- Relator(a)
- Ministro Teodoro Silva Santos
- Órgão julgador
- Segunda Turma
- Data do julgamento
- 29/10/2025
- Data de publicação
- 04/11/2025
STJ – Acórdão, Rel. Ministro Teodoro Silva Santos, Segunda Turma, j. 29/10/2025, p. 04/11/2025
PROCESSO CIVIL E TRIBUTÁRIO. RECURSO ESPECIAL. IRPF. COBRANÇA PELA RECEITA FEDERAL DO BRASIL. DESEMBARGADOR. VALORES RECEBIDOS A TÍTULO DE ABONO DE PERMANÊNCIA E VERBA DE REPRESENTAÇÃO. SUPOSTA OFENSA AOS ARTS. 489 E 1.022 DO CPC. NÃO OCORRÊNCIA. ACÓRDÃO RECORRIDO AMPARADO EM FUNDAMENTO EMINENTEMENTE CONSTITUCIONAL. DEFINIÇÃO DO SENTIDO E ALCANCE DE LEADING CASE DA CORTE SUPREMA. ANÁLISE INVIÁVEL. DEMAIS QUESTÕES PREJUDICADAS. RECURSO ESPECIAL PARCIALMENTE CONHECIDO E, NESSA EXTENSÃO, DESPROVIDO. 1. O acórdão recorrido não possui as omissões suscitadas pelo recorrente. Ao revés, apresentou, concretamente, os fundamentos que justificaram a sua conclusão. O Julgador não está obrigado a rebater, individualmente, todos os argumentos suscitados pelas partes, sendo suficiente que demonstre, fundamentadamente, as razões do seu convencimento. 2. A nulidade do lançamento efetuado foi reconhecida a partir da interpretação de matéria constitucional, decorrente do entendimento firmado pelo Supremo Tribunal Federal no julgamento do RE n. 607.886/RJ. Nesse contexto, a sua revisão é inviável em recurso especial, que se destina a uniformizar a interpretação do direito federal infraconstitucional. 3. Exsurge nítido que a alteração do entendimento firmado pela Corte regional demandaria a interpretação do leading case julgado pelo Pretório Excelso, isto é, a definição de seu sentido e alcance, a fim de se concluir se o pedido veiculado na exordial estaria ou não abarcado pelas razões de decidir do referido precedente.

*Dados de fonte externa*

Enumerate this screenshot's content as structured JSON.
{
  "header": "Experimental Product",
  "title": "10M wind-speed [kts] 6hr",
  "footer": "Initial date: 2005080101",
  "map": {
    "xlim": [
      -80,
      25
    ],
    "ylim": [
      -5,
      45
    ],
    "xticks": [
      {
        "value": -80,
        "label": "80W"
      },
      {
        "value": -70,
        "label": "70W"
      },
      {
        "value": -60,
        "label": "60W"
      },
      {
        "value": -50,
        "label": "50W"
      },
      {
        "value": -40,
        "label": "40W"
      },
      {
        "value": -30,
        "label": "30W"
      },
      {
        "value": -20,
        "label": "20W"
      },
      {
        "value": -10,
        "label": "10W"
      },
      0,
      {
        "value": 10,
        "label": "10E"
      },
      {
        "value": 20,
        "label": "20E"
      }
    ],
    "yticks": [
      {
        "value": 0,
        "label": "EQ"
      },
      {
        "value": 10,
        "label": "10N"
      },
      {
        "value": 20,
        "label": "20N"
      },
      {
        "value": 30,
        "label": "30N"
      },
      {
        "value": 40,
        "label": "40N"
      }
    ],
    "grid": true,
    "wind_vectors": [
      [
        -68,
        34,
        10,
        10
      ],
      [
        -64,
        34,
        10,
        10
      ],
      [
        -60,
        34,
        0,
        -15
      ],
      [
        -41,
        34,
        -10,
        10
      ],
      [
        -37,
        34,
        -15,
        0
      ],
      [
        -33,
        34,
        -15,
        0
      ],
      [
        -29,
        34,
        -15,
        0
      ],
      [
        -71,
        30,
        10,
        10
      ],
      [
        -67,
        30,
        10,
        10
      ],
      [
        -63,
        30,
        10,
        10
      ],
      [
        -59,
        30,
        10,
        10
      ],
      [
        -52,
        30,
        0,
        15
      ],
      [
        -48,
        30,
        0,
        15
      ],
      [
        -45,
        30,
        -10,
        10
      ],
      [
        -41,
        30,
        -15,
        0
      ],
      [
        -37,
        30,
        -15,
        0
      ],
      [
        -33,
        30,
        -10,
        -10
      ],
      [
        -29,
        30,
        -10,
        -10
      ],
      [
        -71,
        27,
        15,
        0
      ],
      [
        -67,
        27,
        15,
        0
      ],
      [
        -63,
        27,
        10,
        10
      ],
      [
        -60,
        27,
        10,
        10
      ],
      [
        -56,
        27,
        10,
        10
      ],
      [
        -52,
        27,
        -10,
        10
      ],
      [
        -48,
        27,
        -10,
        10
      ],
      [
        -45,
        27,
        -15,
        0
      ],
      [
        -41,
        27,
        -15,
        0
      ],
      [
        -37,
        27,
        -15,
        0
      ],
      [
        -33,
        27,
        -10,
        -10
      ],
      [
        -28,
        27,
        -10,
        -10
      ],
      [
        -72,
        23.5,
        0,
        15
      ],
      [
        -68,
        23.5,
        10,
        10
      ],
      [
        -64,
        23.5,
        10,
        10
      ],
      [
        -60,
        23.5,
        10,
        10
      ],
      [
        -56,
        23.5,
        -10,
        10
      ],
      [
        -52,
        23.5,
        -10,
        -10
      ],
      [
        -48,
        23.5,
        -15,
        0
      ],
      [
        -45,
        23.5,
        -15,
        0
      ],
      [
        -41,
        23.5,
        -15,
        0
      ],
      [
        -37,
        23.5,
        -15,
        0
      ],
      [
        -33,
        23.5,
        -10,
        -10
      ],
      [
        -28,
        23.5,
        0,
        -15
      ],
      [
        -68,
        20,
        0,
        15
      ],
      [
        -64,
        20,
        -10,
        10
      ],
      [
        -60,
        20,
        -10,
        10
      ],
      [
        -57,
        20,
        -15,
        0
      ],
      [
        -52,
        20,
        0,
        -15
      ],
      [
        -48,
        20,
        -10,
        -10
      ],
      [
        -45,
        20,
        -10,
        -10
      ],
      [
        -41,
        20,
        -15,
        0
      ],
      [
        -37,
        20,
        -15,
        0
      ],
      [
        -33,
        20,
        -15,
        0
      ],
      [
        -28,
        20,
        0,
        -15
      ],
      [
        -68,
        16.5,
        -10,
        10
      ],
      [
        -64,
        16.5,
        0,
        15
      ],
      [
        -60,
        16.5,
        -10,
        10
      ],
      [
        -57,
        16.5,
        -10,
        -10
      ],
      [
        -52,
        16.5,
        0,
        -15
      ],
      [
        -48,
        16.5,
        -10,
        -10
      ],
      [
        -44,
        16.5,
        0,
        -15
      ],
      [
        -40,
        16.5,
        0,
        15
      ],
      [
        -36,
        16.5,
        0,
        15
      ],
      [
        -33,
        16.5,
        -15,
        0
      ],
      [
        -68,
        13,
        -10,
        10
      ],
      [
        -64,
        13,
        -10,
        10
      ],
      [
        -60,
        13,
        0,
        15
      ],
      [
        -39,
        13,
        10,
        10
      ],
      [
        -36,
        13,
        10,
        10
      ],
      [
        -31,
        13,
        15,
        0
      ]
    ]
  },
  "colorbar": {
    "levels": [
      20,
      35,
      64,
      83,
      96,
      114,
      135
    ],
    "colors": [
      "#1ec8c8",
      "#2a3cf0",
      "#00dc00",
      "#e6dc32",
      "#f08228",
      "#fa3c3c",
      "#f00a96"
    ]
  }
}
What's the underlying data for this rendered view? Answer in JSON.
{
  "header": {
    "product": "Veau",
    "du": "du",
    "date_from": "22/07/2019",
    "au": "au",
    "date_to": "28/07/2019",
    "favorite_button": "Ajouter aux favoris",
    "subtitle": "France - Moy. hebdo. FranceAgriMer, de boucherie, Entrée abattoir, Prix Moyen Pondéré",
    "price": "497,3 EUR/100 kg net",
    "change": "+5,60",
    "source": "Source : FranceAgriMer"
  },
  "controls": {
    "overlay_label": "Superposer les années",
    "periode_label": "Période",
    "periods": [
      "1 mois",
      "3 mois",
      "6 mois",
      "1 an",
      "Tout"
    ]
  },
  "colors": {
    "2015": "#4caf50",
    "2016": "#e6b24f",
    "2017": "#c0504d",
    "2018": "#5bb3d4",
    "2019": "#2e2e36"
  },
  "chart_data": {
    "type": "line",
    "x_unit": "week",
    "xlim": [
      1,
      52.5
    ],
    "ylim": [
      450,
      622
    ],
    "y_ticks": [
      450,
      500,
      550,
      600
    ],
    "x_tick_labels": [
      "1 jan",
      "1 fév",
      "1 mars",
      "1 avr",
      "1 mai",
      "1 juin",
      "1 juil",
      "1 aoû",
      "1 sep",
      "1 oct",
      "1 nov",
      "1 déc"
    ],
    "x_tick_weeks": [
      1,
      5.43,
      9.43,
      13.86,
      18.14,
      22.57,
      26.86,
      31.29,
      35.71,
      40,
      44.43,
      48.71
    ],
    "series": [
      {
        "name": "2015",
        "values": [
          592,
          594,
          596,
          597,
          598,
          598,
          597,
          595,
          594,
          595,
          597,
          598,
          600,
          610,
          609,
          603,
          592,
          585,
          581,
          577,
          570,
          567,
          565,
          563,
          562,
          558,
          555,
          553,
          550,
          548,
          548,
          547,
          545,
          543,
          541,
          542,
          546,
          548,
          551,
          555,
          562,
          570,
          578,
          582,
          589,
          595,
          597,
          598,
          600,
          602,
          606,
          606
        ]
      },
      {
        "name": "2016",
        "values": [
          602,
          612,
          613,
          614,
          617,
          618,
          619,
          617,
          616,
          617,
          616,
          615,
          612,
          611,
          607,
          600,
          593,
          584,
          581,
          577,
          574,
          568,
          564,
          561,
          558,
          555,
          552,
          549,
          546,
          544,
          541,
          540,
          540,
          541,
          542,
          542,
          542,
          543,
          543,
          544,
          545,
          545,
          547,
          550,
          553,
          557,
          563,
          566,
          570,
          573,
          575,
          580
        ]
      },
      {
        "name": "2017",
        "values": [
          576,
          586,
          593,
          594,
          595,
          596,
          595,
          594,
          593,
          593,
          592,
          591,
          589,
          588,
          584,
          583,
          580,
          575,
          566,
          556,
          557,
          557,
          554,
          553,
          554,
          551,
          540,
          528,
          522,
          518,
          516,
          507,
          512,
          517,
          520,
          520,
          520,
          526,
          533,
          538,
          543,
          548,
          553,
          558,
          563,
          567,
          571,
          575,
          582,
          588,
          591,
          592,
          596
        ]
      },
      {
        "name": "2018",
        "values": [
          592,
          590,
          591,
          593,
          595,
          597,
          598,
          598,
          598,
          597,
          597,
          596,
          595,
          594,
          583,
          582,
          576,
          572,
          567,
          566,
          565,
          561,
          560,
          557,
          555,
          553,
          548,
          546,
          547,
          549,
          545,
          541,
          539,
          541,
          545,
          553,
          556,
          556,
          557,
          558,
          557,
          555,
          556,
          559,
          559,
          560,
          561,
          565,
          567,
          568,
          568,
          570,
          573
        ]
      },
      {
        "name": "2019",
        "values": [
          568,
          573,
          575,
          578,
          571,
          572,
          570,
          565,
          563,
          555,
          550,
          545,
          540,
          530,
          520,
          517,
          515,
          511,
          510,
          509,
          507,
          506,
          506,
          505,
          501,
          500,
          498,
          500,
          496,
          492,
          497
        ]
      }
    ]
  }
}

Ocorre que, consoante pacífica jurisprudência deste Sodalício, "descabe ao STJ interpretar, nesta via processual, as razões de decidir adotadas pelo STF para julgar Recurso Extraordinário no rito da repercussão geral" (AgInt no AREsp n. 1.643.657/SC, relator Ministro Herman Benjamin, Segunda Turma, julgado em 16/12/2020, DJe de 18/12/2020). 4. Mantido o acórdão impugnado no ponto em que reconheceu a nulidade do lançamento diante da incompetência do órgão fazendário federal, fica prejudicado o exame das demais questões suscitadas neste recurso especial. 5. Recurso especial parcialmente conhecido e, nessa extensão, desprovido. (REsp n. 2.189.638/PE, relator Ministro Teodoro Silva Santos, Segunda Turma, julgado em 29/10/2025, DJEN de 4/11/2025.)